Almost directly afterwards, she heard the front door slam.
No. 15 was a narrow, high house, with very steep stairs, but Elsie was used to them, although she grumbled at the number of times she went up and down them, and she and Geraldine and Mrs. Palmer all kept numerous articles of toilet and clothing in the kitchen, so as to save journeys backwards and forwards.
She now went down once more, and sitting at a corner of the newspaper-covered kitchen table, drank tea and ate bread-and-jam deliberately.
"That's the bell!"
Mrs. Palmer hoisted herself out of her chair, from which she had been reading the headlines of an illustrated daily paper, commenting on them half aloud with : " Fancy! . . . Whatever is the world coming to, is what I say. . . ."
"That'll be the Williamses, and about time too. You'll have to give me a hand upstairs with the boxes afterwards, Elsie, but I'll give 'em supper first."

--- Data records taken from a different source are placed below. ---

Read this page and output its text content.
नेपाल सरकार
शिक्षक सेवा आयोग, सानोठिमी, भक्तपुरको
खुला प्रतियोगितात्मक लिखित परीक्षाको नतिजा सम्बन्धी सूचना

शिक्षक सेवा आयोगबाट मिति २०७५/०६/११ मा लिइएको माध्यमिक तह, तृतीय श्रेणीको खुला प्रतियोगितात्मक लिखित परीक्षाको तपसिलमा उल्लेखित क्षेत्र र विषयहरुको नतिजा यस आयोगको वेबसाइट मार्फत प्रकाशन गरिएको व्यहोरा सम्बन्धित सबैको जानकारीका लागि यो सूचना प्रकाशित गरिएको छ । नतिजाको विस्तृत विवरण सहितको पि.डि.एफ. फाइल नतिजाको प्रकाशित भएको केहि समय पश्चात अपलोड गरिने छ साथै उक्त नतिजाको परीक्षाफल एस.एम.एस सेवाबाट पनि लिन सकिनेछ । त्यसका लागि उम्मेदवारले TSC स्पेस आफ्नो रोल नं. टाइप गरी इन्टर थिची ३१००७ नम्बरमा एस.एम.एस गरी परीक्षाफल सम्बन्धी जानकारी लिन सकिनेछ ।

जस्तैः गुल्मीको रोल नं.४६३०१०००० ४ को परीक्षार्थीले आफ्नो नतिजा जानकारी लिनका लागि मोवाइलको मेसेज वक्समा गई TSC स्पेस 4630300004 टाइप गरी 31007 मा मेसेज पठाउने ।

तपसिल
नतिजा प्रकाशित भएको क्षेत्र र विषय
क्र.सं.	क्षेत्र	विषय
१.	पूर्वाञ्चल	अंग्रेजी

She went out into the hall, and Elsie heard the sounds of anival, and her mother's voice saying : " Good evening, you've brought us some wet weather, I'm afraid. . . . You mustn't mind me joking, Mrs. Williams, it's my way. . . . Liberty Hall, you'll find this. . . ."
Elsie ran to the back kitchen, donned the pilot-cloth coat and the tam-o'-shanter, and slipped out through the side door into the wet drizzle of a cold autumn evening.
"Ooh!" She turned up the collar of the coat, and pushed her gloveless hands deep into her pockets as she hurried along the pavement. It shone wet and dark, giving blurred reflections of the lamps overhead. Every now and then a tram jerked and clanged its way along the broad suburban road.
Only a few shops were lit along the road. Most of the buildings on either side were houses that displayed a brass sign-plate on the door, or a card with " Apartments " in one of the windows. Right at the end of the street, a blur of bluish light streamed out from the Palatial Picture House.
"I thought you weren't coming," said young Roberts, reproachfully. "It's long after eight." He wore a light overcoat and he, also, had turned up his collar as a protection against the rain.
"I had to help mother, of course. And if you want to know, I ought to be there now." She laughed up at him provocatively.
"Come on in," he said, pulling her hand through his arm.
This was Elsie's real life.
Although quite incapable of formulating the thought to herself, she already knew instinctively that only in her relations with some man could she find self-expression.